I am here to tell you that, my friends, you can absolutely pull it off.
If you can put it on, you can pull it off. I hereby give you permission to wear something you love, no matter what any misguided wannabe-fashionista or well-intentioned help column tells you about body types and shoulds and shouldn’ts and blah blah blah. Wear that thing with a lot of patterns and excellent draping with the fabric that feels like the world’s coziest pajamas. Wear the tight skirt. Wear the sleeveless shirt with the high neck that makes you feel like you’re the melancholy but gorgeous CEO in a Hallmark Holiday movie.
The other day my best friend mentioned that, in the past six months or so, I have been more confident than I’ve ever been before. Just having hit the 30 mark, we’ve known each other for all the highs and lows of nearly 18 years now.
I told her the simple and complicated truth: I was so, so tired of hating my body, and something had to give.
When I first started using the term “fat” as a descriptor, people freaked out -- and so did I, a little bit. We are taught from day one that “fat” is a bad word. What if I were to tell you that it isn’t? That you don’t have to listen to that at all?
The thing is … every body is normal. What if we embraced all bodies, in all of their glorious similarities and differences, as worth celebrating? What if we allowed ourselves to be generous and loving to our bodies, just as they are, right now? Worthy of loving, of wearing cute outfits that reflect some little bit of our truth?
What if we embraced all bodies, in all of their glorious similarities and differences, as worth celebrating? What if we allowed ourselves to be generous and loving to our bodies, just as they are, right now?
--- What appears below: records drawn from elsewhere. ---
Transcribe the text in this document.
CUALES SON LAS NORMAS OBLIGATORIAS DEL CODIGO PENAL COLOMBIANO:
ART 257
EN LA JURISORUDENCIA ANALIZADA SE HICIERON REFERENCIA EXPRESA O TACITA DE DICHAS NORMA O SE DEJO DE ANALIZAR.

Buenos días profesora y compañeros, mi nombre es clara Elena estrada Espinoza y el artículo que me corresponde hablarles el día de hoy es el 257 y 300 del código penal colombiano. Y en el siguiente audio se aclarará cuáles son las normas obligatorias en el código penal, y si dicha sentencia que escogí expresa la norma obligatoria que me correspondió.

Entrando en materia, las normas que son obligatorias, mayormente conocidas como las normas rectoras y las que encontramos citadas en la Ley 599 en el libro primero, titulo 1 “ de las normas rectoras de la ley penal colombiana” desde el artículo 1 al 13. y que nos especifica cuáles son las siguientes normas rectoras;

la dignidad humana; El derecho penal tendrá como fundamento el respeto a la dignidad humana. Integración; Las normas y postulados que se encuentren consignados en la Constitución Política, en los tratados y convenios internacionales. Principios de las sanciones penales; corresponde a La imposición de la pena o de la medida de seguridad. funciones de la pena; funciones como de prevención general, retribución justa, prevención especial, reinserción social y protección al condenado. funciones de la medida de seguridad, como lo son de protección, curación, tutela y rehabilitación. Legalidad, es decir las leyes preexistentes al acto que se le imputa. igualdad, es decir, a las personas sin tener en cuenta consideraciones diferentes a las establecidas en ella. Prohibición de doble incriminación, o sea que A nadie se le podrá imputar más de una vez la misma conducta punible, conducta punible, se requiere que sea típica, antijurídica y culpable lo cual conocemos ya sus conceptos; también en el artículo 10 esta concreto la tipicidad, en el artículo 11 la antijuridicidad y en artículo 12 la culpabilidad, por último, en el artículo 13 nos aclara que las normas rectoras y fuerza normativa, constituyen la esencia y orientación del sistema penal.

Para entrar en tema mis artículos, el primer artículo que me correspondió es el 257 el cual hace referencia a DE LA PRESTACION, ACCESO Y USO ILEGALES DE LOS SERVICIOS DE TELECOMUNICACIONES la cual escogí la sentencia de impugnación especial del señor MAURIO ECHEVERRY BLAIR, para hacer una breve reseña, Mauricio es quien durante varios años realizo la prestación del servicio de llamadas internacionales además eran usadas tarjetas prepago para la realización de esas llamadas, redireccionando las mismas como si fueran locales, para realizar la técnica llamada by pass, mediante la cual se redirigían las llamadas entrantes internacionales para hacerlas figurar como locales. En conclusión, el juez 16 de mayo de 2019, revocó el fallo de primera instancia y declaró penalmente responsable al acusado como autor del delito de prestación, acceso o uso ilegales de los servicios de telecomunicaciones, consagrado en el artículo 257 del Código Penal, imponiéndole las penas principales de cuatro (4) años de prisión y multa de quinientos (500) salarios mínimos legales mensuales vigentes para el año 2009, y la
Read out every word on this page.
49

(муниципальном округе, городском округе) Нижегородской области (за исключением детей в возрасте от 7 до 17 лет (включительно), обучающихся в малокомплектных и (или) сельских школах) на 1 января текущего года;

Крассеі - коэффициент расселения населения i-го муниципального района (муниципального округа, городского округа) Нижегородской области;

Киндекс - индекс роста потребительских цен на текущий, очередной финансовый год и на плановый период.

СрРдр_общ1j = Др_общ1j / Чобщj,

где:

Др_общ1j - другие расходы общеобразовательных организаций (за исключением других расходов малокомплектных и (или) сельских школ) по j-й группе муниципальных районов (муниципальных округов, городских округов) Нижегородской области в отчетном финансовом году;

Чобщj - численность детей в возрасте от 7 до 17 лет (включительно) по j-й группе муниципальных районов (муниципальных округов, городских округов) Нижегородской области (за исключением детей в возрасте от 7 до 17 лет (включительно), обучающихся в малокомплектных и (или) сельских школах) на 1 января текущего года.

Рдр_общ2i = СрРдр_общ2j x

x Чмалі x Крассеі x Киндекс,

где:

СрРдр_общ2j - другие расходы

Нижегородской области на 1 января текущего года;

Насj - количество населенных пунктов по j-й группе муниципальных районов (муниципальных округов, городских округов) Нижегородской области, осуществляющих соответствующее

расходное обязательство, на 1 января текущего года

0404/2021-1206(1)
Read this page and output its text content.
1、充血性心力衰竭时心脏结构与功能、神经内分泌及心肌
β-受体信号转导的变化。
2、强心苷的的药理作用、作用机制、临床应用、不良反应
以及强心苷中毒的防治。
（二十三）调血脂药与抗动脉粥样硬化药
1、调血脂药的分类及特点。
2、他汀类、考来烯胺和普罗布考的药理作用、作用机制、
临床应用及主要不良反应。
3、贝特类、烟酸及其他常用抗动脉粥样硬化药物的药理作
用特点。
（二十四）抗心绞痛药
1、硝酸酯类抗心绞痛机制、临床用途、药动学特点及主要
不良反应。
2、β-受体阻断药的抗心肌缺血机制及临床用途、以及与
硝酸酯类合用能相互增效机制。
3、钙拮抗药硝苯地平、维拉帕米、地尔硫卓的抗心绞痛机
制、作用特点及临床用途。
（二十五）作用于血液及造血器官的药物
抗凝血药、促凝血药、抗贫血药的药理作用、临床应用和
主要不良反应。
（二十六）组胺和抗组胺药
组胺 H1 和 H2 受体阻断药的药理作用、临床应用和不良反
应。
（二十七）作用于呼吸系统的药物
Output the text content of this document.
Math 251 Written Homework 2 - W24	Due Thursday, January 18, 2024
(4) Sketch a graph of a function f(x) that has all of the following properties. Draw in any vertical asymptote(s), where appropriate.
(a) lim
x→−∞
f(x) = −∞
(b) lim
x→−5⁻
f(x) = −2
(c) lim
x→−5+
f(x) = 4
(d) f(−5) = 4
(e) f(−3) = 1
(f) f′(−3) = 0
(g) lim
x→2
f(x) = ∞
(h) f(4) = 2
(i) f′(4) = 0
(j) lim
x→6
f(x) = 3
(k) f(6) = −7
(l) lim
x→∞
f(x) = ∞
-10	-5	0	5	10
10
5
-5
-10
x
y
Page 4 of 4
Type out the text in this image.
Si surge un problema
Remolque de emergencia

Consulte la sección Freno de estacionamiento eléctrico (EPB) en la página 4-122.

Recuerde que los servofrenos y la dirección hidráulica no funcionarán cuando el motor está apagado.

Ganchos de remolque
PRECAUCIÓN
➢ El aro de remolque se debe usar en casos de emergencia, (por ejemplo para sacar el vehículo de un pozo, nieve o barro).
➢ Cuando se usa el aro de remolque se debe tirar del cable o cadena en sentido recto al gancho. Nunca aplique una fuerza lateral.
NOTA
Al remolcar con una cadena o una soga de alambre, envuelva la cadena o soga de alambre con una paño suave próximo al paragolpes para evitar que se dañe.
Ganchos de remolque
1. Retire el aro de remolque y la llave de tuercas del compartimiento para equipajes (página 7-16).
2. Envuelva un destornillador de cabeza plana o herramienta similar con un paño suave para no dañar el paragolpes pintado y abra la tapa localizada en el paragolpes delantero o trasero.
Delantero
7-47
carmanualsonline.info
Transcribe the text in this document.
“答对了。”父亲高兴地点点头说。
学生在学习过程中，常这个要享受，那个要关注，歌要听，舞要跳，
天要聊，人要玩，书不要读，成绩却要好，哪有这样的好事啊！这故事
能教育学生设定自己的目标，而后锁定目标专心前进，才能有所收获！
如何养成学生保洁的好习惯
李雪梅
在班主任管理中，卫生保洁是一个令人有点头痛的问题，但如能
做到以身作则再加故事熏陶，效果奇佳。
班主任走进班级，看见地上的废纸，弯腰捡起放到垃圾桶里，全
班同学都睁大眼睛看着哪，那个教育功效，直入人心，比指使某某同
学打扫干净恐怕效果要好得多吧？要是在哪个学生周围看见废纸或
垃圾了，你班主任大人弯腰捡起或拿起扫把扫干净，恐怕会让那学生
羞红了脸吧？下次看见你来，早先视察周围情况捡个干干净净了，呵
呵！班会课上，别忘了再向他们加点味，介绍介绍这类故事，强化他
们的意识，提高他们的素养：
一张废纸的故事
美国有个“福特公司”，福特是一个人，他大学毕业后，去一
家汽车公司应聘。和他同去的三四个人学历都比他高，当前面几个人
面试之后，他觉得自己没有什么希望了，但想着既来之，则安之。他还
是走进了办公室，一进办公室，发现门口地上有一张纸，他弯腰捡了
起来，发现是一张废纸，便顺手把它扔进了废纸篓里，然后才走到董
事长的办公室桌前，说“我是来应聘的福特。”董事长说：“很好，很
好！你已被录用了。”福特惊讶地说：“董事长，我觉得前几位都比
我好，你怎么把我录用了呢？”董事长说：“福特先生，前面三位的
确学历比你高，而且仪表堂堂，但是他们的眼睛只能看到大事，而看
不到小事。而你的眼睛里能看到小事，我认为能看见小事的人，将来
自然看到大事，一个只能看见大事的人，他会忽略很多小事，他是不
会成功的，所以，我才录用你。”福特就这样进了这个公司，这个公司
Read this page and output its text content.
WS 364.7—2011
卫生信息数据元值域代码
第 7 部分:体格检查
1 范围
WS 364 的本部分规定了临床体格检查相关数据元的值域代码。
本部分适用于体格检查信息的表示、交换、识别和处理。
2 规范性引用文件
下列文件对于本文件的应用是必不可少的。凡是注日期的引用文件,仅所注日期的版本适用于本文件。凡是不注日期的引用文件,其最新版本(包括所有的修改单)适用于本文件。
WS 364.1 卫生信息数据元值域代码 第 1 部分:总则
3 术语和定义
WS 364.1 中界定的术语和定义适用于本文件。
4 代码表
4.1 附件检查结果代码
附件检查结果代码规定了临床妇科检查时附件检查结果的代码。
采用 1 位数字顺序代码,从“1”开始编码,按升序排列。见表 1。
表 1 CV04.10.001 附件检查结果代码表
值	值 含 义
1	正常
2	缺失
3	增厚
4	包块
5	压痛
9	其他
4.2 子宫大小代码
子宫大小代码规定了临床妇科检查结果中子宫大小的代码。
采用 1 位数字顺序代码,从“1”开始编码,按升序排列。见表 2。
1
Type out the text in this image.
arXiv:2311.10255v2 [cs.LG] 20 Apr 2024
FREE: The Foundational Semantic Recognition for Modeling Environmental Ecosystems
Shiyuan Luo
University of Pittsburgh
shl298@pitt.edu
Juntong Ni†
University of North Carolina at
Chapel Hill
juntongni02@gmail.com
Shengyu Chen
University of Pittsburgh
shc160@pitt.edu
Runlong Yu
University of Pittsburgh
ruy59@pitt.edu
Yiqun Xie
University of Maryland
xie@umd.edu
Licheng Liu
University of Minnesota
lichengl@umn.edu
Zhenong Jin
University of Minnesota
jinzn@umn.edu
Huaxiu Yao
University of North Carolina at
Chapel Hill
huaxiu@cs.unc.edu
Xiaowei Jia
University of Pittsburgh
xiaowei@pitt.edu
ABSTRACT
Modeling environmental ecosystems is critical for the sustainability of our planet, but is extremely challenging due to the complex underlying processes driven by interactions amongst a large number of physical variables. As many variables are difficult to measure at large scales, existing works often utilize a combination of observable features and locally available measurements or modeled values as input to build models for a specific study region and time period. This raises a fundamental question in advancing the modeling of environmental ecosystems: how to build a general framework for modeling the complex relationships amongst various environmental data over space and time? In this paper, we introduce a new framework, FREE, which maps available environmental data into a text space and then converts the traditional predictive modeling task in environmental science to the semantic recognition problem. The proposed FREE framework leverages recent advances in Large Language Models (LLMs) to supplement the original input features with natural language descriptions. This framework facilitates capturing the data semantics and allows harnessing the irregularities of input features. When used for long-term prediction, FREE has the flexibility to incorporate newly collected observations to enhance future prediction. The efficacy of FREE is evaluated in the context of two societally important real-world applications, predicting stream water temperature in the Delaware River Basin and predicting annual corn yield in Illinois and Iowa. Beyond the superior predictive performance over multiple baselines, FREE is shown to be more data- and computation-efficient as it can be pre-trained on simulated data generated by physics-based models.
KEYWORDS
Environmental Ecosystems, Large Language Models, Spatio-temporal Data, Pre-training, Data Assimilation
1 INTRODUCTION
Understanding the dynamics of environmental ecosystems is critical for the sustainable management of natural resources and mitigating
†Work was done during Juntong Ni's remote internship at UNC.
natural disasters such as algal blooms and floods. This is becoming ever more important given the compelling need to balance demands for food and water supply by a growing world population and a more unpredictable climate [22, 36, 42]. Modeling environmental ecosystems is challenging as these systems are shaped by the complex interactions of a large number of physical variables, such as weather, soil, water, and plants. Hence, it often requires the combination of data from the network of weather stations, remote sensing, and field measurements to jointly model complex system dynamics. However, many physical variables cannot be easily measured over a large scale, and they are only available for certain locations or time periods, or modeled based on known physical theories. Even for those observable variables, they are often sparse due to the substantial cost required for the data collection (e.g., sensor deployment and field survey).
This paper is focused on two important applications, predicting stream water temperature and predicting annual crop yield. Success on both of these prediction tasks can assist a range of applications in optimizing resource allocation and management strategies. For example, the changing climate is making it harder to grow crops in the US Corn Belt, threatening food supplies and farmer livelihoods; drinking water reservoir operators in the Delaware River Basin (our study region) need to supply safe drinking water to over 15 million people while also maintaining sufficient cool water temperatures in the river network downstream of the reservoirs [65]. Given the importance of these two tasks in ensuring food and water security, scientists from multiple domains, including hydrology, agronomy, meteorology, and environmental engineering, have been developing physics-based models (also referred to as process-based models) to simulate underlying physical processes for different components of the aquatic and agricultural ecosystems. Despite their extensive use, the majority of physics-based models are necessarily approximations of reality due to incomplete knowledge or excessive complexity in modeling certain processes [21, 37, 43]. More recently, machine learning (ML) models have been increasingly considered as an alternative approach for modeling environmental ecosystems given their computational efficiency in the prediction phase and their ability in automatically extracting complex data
I know that none of this is easy. I won’t pretend it is. It’s one of the hardest things I have ever made up my mind to do, and I am certain that it will never be finished. Still, something has shifted. And it’s worth it. It’s so worth it.
The world encourages our insecurities and profits from them. I am through with my dedication to shrinking.
My lovelies: you deserve to dress exactly the way you like to dress; and to look the way you look. Your existence, just the beautiful fact of you, is enough to change the world. I know you can do it.
You are the one who should benefit from your body. It’s yours, after all.